Identifying individual user preferences is enormously difficult. Think of, for example, Amazon Prime and Netflix with their enormous and varied subscriber base across continents and the personalization challenges. Additionally, subscriber behavior may suddenly change. You may also need to think about user experience, user-specific UI and many more such complex factors. AI and machine learning are capable of learning from subscriber behavior data over time and offering content recommendations accordingly. The system is known as a recommendation engine, and learns about subscriber behavior deeply on its own, like a human being’s learning evolves and adapts to dynamic subscriber expectations.
Netflix Content Personalization Case Studies
Perhaps no one has personalized entertainment content better than Netflix. Netflix allows its content to be driven solely by subscriber choices. Here is an overview of how Netflix goes about its job.
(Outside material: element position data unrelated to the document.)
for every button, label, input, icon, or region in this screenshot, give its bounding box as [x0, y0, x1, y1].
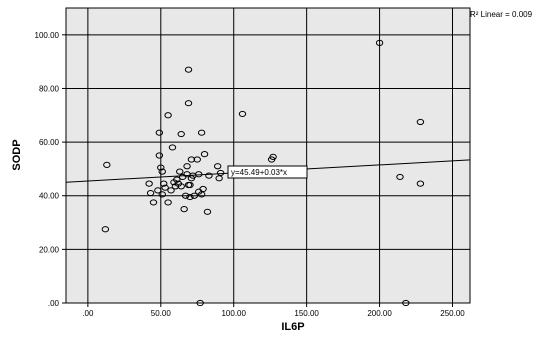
y-tick-label: 20.00: [39, 245, 60, 254]
data-point: [186, 181, 194, 189]
data-point: [184, 66, 193, 73]
data-point: [176, 168, 184, 175]
grid: [62, 7, 471, 307]
data-point: [164, 199, 172, 206]
data-point: [149, 199, 158, 206]
data-point: [164, 112, 172, 119]
data-point: [158, 191, 166, 198]
data-point: [101, 226, 110, 233]
data-point: [177, 183, 185, 190]
data-point: [103, 161, 111, 168]
data-point: [184, 100, 193, 107]
data-point: [216, 169, 225, 177]
data-point: [416, 118, 425, 126]
data-point: [167, 187, 175, 194]
data-point: [203, 208, 212, 215]
y-tick-label: 80.00: [39, 84, 60, 93]
r-squared-label: R² Linear = 0.009: [470, 10, 533, 19]
data-point: [180, 206, 188, 213]
data-point: [181, 192, 190, 199]
data-point: [146, 189, 155, 197]
data-point: [269, 153, 277, 160]
data-point: [200, 151, 209, 158]
data-point: [238, 110, 247, 118]
data-point: [183, 163, 191, 170]
y-tick-label: .00: [48, 299, 60, 308]
x-tick-label: 50.00: [151, 309, 172, 318]
data-point: [196, 299, 204, 307]
data-point: [145, 180, 153, 187]
data-point: [158, 168, 166, 175]
data-point: [177, 130, 185, 138]
data-point: [161, 184, 169, 191]
data-point: [195, 171, 203, 178]
data-point: [213, 163, 222, 170]
data-point: [199, 185, 207, 193]
fit-line-group: y=45.49+0.03*x: [65, 159, 471, 183]
data-point: [416, 180, 425, 187]
data-point: [157, 164, 165, 171]
x-axis-title: IL6P: [281, 321, 304, 333]
y-tick-label: 100.00: [35, 31, 60, 40]
x-tick-label: 100.00: [221, 309, 246, 318]
data-point: [160, 180, 168, 187]
data-point: [197, 129, 206, 136]
tick-labels: .00 50.00 100.00 150.00 200.00 250.00 .00 20.00…: [35, 31, 466, 318]
points: [101, 39, 425, 307]
x-tick-label: 200.00: [367, 309, 392, 318]
data-point: [396, 173, 404, 181]
data-point: [402, 299, 410, 307]
data-point: [190, 192, 199, 199]
data-point: [375, 39, 384, 46]
x-tick-label: .00: [82, 309, 94, 318]
plot-area: [65, 7, 471, 304]
fit-equation-box: [227, 165, 308, 179]
data-point: [205, 172, 213, 179]
data-point: [155, 129, 164, 136]
data-point: [168, 144, 177, 151]
data-point: [155, 152, 164, 159]
y-axis-title: SODP: [11, 139, 23, 170]
y-tick-label: 60.00: [39, 138, 60, 147]
data-point: [154, 187, 162, 194]
x-tick-label: 250.00: [440, 309, 465, 318]
x-tick-label: 150.00: [294, 309, 319, 318]
data-point: [193, 156, 201, 163]
fit-equation-label: y=45.49+0.03*x: [231, 168, 287, 177]
y-tick-label: 40.00: [39, 192, 60, 201]
data-point: [173, 176, 181, 183]
data-point: [186, 193, 194, 201]
data-point: [187, 156, 196, 163]
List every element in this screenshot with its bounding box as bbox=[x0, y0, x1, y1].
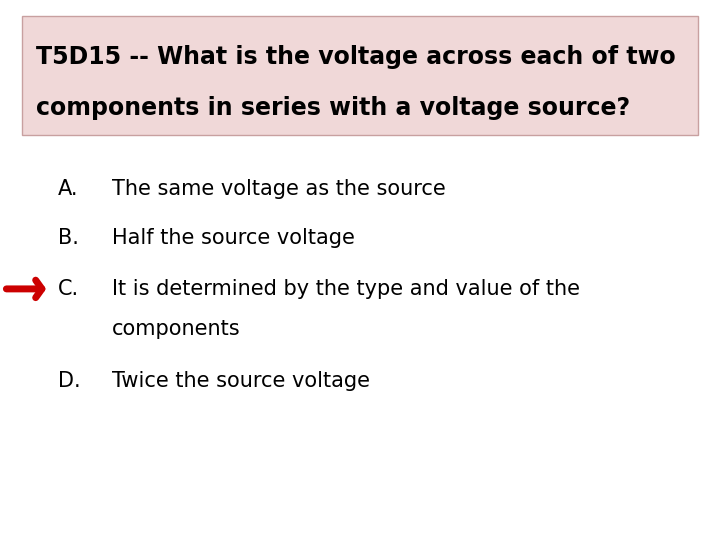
FancyBboxPatch shape bbox=[22, 16, 698, 135]
Text: D.: D. bbox=[58, 370, 80, 391]
Text: Twice the source voltage: Twice the source voltage bbox=[112, 370, 369, 391]
Text: components: components bbox=[112, 319, 240, 340]
Text: components in series with a voltage source?: components in series with a voltage sour… bbox=[36, 96, 630, 120]
Text: C.: C. bbox=[58, 279, 78, 299]
Text: Half the source voltage: Half the source voltage bbox=[112, 227, 354, 248]
Text: The same voltage as the source: The same voltage as the source bbox=[112, 179, 446, 199]
Text: It is determined by the type and value of the: It is determined by the type and value o… bbox=[112, 279, 580, 299]
Text: A.: A. bbox=[58, 179, 78, 199]
Text: B.: B. bbox=[58, 227, 78, 248]
Text: T5D15 -- What is the voltage across each of two: T5D15 -- What is the voltage across each… bbox=[36, 45, 676, 69]
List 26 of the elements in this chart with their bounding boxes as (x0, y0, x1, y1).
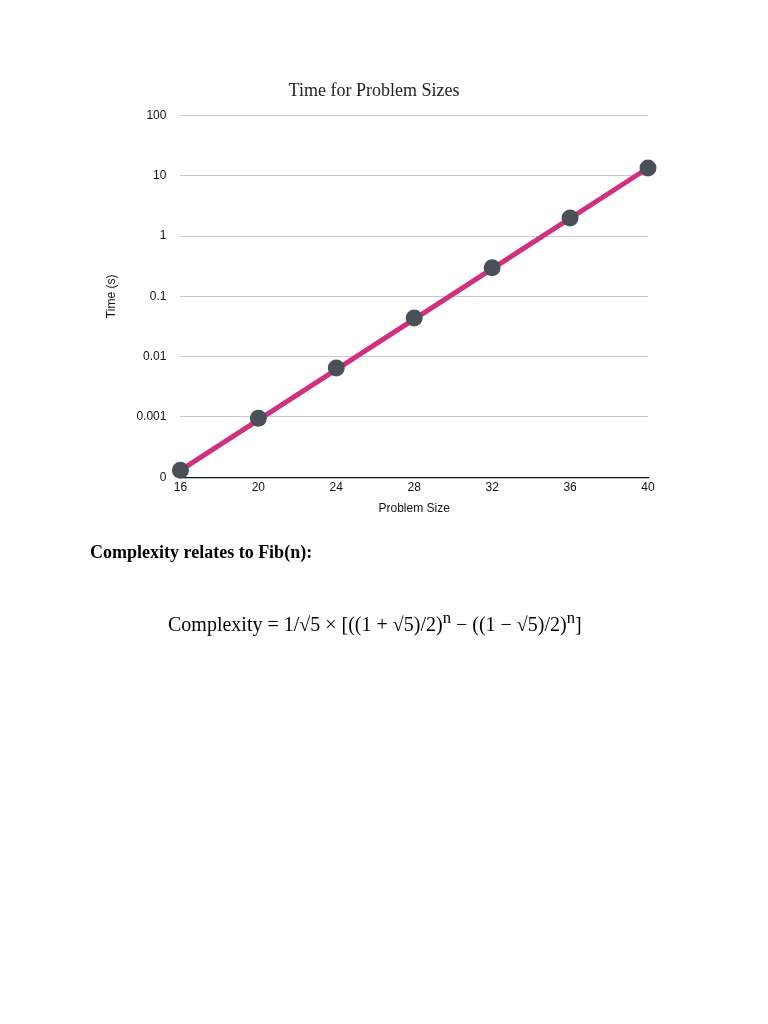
x-tick-label: 32 (485, 479, 500, 494)
point (405, 309, 423, 327)
y-tick-label: 100 (146, 107, 167, 122)
x-tick-label: 28 (407, 479, 422, 494)
point (639, 159, 657, 177)
point (327, 359, 345, 377)
x-axis-title: Problem Size (378, 501, 451, 516)
y-tick-label: 0.1 (149, 288, 167, 303)
x-tick-label: 40 (641, 479, 655, 494)
y-tick-label: 0 (159, 469, 167, 484)
text: Complexity relates to Fib(n): (90, 542, 313, 563)
y-tick-label: 1 (159, 228, 167, 243)
point (561, 209, 579, 227)
y-axis-title: Time (s) (103, 274, 118, 319)
y-tick-label: 10 (153, 168, 167, 183)
point (249, 409, 267, 427)
chart-title: Time for Problem Sizes (288, 79, 460, 100)
x-tick-label: 36 (563, 479, 578, 494)
x-tick-label: 16 (173, 479, 188, 494)
x-tick-label: 24 (329, 479, 344, 494)
text: Complexity = 1/√5 × [((1 + √5)/2)$^{n}$ − ((1 − √5)/2)$^{n}$] (168, 608, 582, 636)
y-tick-label: 0.01 (143, 348, 167, 363)
point (483, 259, 501, 277)
y-tick-label: 0.001 (136, 409, 167, 424)
x-tick-label: 20 (251, 479, 266, 494)
point (171, 461, 189, 479)
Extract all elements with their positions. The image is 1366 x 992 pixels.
- Custom subscriber experience – Netflix has more than 75 million subscribers in more than 90 countries and each subscriber is offered a unique experience or content offerings upon login.
- Generalized recommendations – Since Netflix has huge and varied subscriber data, it may offer content recommendations based on criteria such as “this is enjoyed by people of your age group” or “your friend just watched this.”
- Not offering an overwhelming content experience – Netflix wants to offer a recommendation its subscriber likes within 90 seconds, otherwise, the subscriber may move on. So, it does not drown its subscriber amidst a deluge of content recommendations and tries to offer just what you like. According to Chris Jaffe, Netflix’s vice president of product innovation, customers hate to be overwhelmed, so content personalization is the key.
- Do not over-personalize – Though Netflix offers what subscribers tend to like, it occasionally throws in something not related to the preferences. For example, a subscriber with a demonstrated inclination toward horror flicks may be offered a comedy.
- Let the subscriber choices govern – It is not the product or any other team that decides on content choices, but the customer. According to Jaffe, “We work on constantly making that experience better and better. It’s a unique approach. In some companies [that are] evolving the product, the product team might be the driver: The team comes up with the idea, design, builds, launches, and sees what happens. My team can’t make that decision. We come up with the ideas, but what drives product decisions is our customers and what customers do and how they use the product.”
- New products must be approved by customers – All new products are run by the customers in tests, unbeknownst to them. Netflix runs “a couple hundred” product tests with 300,000 users each year. Only products with enough acceptance actually come to the shelf.
Impact of Content Personalization on Business
Netflix claims that it could save $1 billion by ways of decreasing churn. Monetary gains apart, Netflix could improve customer experience by optimizing data transfers and compressing codecs with a technology called Dynamic Optimizer. It has also optimized OTT delivery by preventing congested links and unstable connectivity by adopting Internet Protocol.
While there seems to be no doubt about AI’s potential, things don’t seem as good on the privacy front. The act of capturing customer data without explicit consent is a thorny issue, with many criticizing the practice. But that is a topic for another time. Meanwhile, customers can expect more interesting content on their watchlist thanks to AI.